Davalı işveren işten ayrılış bildirgesinde, işten ayrılış sebebi kod-4 (belirsiz süreli iş sözleşmesinin işveren tarafından haklı sebep bildirilmeden feshi) olarak belirtilmesi ve davalı işveren tarafından davacıya kıdem-ihbar tazminatı ödenmesi işverence yapılan feshin haklı nedene dayanmadığını göstermektedir. 4857 sayılı yasanın 19/1. maddesi gereğince işverenin fesih bildirimini yazılı olarak yapmak, fesih sebebini açık ve kesin bir şekilde belirtme zorunluluğu vardır. Yasadaki bu düzenleme geçerlilik şartı olup ortada dikkate alınacak bir fesih bildirimi bulunmamaktadır. Anılan nedenlerle işveren tarafından yapılan fesih haksız olup yapılan feshin geçersizliğine, müvekkilin işe iadesine ve 4 aylık ücret ve alacağının tespitine, işe başlatılmaması halinde 8 aylık ücret tutarında tazminatın tespitine ve ödenmesine; yargılama giderleri ve vekalet ücretinin karşı tarafa yükletilmesine, karar verilmesini vekaleten talep ederim.

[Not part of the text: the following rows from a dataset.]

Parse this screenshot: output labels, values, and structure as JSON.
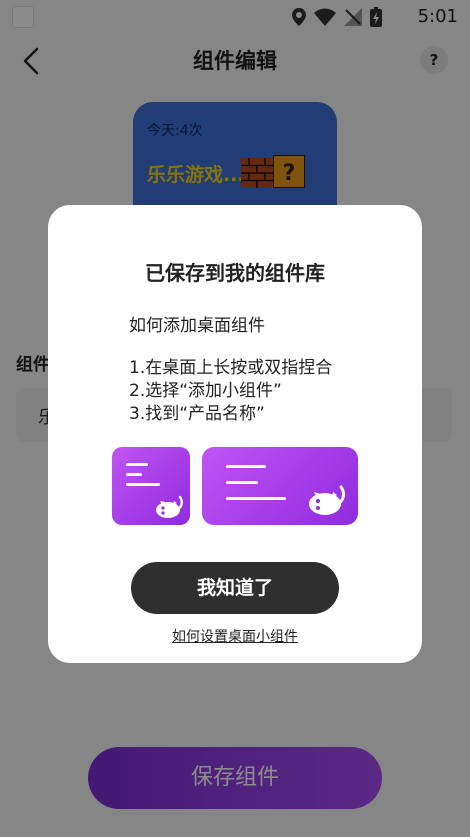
{
  "status_bar": {
    "time": "5:01"
  },
  "header": {
    "title": "组件编辑",
    "help_label": "?"
  },
  "widget_preview": {
    "count_text": "今天:4次",
    "game_title": "乐乐游戏..."
  },
  "form": {
    "section_label": "组件",
    "name_value": "乐"
  },
  "save_button": {
    "label": "保存组件"
  },
  "dialog": {
    "title": "已保存到我的组件库",
    "subtitle": "如何添加桌面组件",
    "steps": [
      "1.在桌面上长按或双指捏合",
      "2.选择“添加小组件”",
      "3.找到“产品名称”"
    ],
    "confirm_label": "我知道了",
    "help_link": "如何设置桌面小组件"
  },
  "colors": {
    "accent_purple": "#a64cf0",
    "widget_blue": "#3f6ed6",
    "dark_button": "#2f2f2f"
  }
}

DELİLLER :Müvekkile ilişkin şirket şahsi sicil dosyası, SSK sicil dosyası, 2020-2022 yıllarında davalı şirkette yapılan çalışmalar, disiplin kurulu kararları, SSK işe giriş, çıkış bildirgeleri, arabuluculuk tutanağı, banka kayıtları, kıdem tazminatı ödemesi, makbuzlar, dekontlar, tanık, bilirkişi yemin vs her türlü yasal delil
HUKUKİ SEBEPLER : İş Kanunu ve ilgili mevzuat.

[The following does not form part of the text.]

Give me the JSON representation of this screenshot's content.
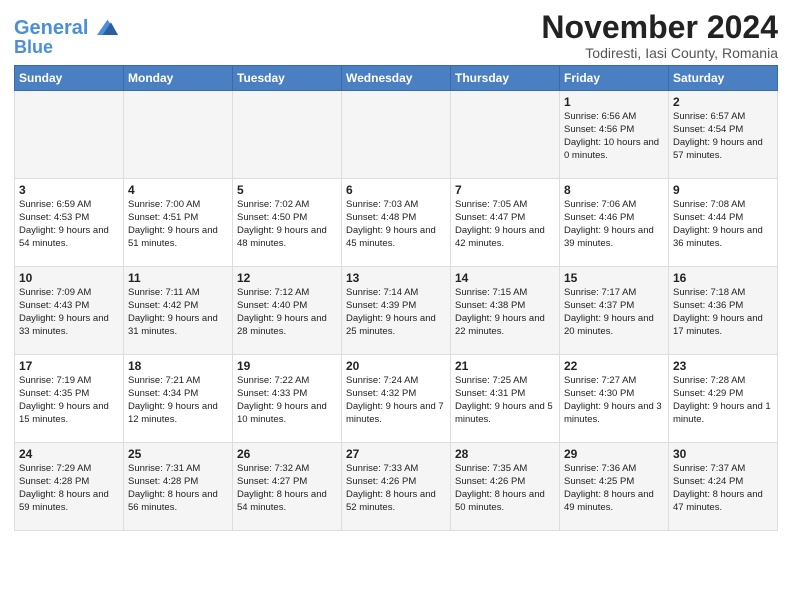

SONUÇ ve İSTEM : Yukarıda belirtilen sebeplerle; yapılan feshin geçersizliğine, müvekkilin işe iadesine ve 4 aylık ücret ve alacağının tespitine, işe başlatılmaması halinde 8 aylık ücret tutarında tazminatın tespitine ve ödenmesine; yargılama giderleri ve vekalet ücretinin karşı tarafa yükletilmesine, karar verilmesini vekaleten talep ederim.